Geçen Pazar Ekin Atalar "ne biçim gen kardeşim hiç kırk dokuz gibi değilsin!" dedi. Ailemizin vampir olduğuna dair tuhaf şakalar yapmak bizim kızların adeti! Ki alakası yok, herkes gibi bizde ailecek yaşlanıyoruz. Benim şansım uzun yıllardır güneş kremi kullanmadan sokağa çıkmıyor olmam. Cildim kalitesiz olduğundan krem sürmeden ışığa çıkamıyorum. Üstüne olmam gereken kilonun yirmi kilo fazlası da kalçalarıma, yanaklarıma eklenince yüzüm ay parçası gibi görünüyor:)) Makyajı abartmamak, kadın gibi giyinmemek, saç modelini değiştirmemek ve çocuk ifadeli olmak da listeye yazılınca algı yanılması yaratıyor insanlarda. Yoksa sahiden ciddi ciddi elli olmak üzereyim ve bence gayet de yaşımın insanıyım. En azından bedenen:))

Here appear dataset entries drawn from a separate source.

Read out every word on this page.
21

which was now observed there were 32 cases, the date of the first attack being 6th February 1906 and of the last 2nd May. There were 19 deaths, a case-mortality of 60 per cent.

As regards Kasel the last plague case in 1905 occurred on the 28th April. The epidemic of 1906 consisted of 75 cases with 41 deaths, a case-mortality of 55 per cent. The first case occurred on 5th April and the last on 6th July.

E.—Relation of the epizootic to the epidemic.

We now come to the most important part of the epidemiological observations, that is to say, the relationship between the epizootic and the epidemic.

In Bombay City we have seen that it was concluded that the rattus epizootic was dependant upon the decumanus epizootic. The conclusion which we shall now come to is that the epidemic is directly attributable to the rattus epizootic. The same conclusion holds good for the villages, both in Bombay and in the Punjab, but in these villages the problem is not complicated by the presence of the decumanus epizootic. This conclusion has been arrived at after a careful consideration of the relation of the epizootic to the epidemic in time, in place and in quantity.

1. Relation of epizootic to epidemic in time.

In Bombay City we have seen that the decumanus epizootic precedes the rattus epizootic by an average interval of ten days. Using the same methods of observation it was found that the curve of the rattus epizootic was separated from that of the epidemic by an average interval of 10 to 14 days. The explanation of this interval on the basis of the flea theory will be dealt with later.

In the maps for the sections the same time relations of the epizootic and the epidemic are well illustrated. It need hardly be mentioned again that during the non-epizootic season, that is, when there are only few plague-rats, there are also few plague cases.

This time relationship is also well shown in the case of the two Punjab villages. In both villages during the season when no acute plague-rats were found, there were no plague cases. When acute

Fakat ailece komiğiz. Hele keyfimiz yerindeyse of! Gerçi eskiden daha çok gülüp eğlenirdik ve gittikçe neşemiz azaldı. Geçenlerde de söylediğim gibi, yeniden neşeli ve yüksek olmayı özlüyorum. Yoksa güzellik, gençlik vesaire hiç umurumda değil. Çünkü asıl yaşam enerjimiz yüksek olduğunda ışık saçıyoruz. Etrafımızdaki nsanların bizi daha genç ve güzel görmeleri de bence bu şekilde mümkün oluyor. Gerisi boş!
Ama benim de ufak tefek sırlarım var... Mesela sabunluk, kese ve benzeri şeyler kullanmam. Yıllardır balık ağı ile yıkanıyorum. Duş jeli kullanmam. Temiz zeytinyağdan yapılmış sabunları seviyorum. Şampuanım genelde ya bebek şampuanıdır veya Alterra gibi orta sınıf organik bişiler. Yüzüme de yine öyle şeyler sürüyorum. Kurburnu yağı falan.
Diyeceğim o ki, genç ve güzel görünmek bu ara benden çok uzak. Bunun için aşık olmak lazım. Veya en azından kendini sevmek. Şu sıralar ikisi de uzak...
Aaaa ben yazarken Pazar günü bitmiş!